Who wouldn’t want to travel to the depths of the earth with this guy?

The Cariaco Basin is a hot bed for core extraction. Because the area is anoxic (Scientific for: so little oxygen!) the mud is rich in organic samples for researchers and has some fabulous “widely laminated sediment intervals” (Science for: Yikes! Look at those loads of layers that look so very different from each other). What that means is, you can get a pretty great idea of how the earth’s climate changed over the last, oh about 580,000 years. A marine geologist friend of mine heard what I was looking at and it was as if Pluto supporters got their planet back.

The slice was 3000 years worth, from 11,000 to 14,000 years ago. We got a look and a sniff. It smells a little like rancid homemade Playdough. Dr.
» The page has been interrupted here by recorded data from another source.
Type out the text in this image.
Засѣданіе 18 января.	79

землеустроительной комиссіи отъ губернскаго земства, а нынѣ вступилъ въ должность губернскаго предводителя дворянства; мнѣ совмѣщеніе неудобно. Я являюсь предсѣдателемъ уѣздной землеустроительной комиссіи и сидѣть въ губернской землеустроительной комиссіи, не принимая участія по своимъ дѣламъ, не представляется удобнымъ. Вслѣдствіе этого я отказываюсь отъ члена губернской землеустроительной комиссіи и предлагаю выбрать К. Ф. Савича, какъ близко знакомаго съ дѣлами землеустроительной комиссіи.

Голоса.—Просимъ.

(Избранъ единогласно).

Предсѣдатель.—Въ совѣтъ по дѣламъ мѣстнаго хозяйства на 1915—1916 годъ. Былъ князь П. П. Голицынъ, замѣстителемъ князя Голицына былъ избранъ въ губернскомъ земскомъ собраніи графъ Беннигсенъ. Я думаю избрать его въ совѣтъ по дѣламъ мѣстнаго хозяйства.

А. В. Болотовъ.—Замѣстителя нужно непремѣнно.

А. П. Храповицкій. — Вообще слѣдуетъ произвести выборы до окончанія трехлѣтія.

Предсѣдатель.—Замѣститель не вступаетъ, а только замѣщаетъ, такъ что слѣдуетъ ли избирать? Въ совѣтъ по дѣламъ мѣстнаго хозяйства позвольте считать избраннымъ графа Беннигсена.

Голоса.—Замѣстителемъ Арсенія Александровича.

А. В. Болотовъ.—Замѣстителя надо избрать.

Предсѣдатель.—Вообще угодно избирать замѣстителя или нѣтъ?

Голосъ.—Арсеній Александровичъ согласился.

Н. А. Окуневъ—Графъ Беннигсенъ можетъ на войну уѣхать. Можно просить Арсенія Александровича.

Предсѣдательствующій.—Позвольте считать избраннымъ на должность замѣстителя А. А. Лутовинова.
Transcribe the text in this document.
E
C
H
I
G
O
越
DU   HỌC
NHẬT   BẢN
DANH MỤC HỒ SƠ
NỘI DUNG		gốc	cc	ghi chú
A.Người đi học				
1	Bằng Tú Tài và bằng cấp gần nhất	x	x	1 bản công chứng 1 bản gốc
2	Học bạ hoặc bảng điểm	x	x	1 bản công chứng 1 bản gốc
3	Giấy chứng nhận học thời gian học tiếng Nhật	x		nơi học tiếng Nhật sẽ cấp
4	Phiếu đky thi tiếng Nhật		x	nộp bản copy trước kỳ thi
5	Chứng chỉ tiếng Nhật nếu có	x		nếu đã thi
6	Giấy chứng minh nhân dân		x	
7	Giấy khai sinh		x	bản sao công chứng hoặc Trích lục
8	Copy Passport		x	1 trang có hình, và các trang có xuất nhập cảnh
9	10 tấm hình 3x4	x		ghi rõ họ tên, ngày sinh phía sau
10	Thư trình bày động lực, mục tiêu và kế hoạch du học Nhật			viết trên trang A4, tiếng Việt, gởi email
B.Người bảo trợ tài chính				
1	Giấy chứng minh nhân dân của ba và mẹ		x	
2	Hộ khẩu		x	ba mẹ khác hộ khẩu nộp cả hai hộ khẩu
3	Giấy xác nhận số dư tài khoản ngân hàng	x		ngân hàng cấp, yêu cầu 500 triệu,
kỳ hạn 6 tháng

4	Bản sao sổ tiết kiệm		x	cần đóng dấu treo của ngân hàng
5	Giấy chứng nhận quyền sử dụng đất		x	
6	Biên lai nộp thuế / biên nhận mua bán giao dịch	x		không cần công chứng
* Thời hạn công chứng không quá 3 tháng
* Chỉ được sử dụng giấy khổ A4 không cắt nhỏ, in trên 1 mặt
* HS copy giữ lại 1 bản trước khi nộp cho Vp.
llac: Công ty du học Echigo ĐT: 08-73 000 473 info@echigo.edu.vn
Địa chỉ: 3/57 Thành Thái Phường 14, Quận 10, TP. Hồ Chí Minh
Peterson chose the sample because it coincides with the end of the last ice age when the earth started really warming up and the glaciers turned into a soupy mess and changed the world into what we know now.

Dr. Peterson, along with climate scientist, Dr. Amy Clement, read the core for us. The dramatic color changes over a 3000-year span reflect a slow but eventually devastating warming trend that gave us the world we have today. Atmospheric carbon dioxide increased about 40 parts per million during that time. Dr. Peterson was kind enough to quickly crunch some numbers for us and that same 40 ppm change came within a 19 year period, from 1995 to 2013. Dr. Clement along with an overwhelming majority of climate scientists see this as just another piece of evidence proving our climate change now is being fueled by man-made emissions.

And in one of those “Psssst, let me show you something over here “ moments, Dr. Peterson motioned me to look at a pinch of sand under a microscope. To the naked eye, it was just a sprinkle, but under the microscope, you could see all these tiny shrimp-ish like creatures. These guys lived about 12,000 years ago. I don’t know what was tougher, wrapping my brain around the fact that I was looking at something so very ancient and delicate or that if I slipped some into my pocket as a souvenir I might be thwarting the onward march of science.

Just when my brain was busting from thinking about something that old we headed something brand new. It’s called SUSTAIN and it’s basically a hurricane machine in a gigantic aquarium. About the size of a swimming pool, SUSTAIN is a state of the art “wind and wave” facility that will allow scientists to do something no one in their right mind would do for real, hang out in the middle of the ocean in the middle of a category 5 hurricane. It’s important to be there because there’s this vicious cycle that scientists haven’t gotten a handle on – how the wind affects the waves and the pray from the waves affect the atmosphere and visa versa and how it all affects the millions of people living along the coast as hurricanes march toward land.

Then they revved up the fan to a Cat 5, 150 MPH. The noise was deafening, the waves were ferocious, the vibration on the windows was, and dare I say, AWESOME! Now that’s some really rad virtual reality. And I know it’s all about the science, but seeing all that power trapped safely behind Plexiglas gave me a big case of the giggles.

And we have all of us to thank for this. The facility is in part, our tax dollars at work. About a third of the cost, $15- million dollars, was covered by the recession stimulus plan. But the work they do here, to better understand and better predict hurricanes could save hundreds of millions of dollars in losses and lead to more resilient buildings along the coast. And most importantly, perhaps save lives. Thus turning an extraordinary event, into something a little more ordinary.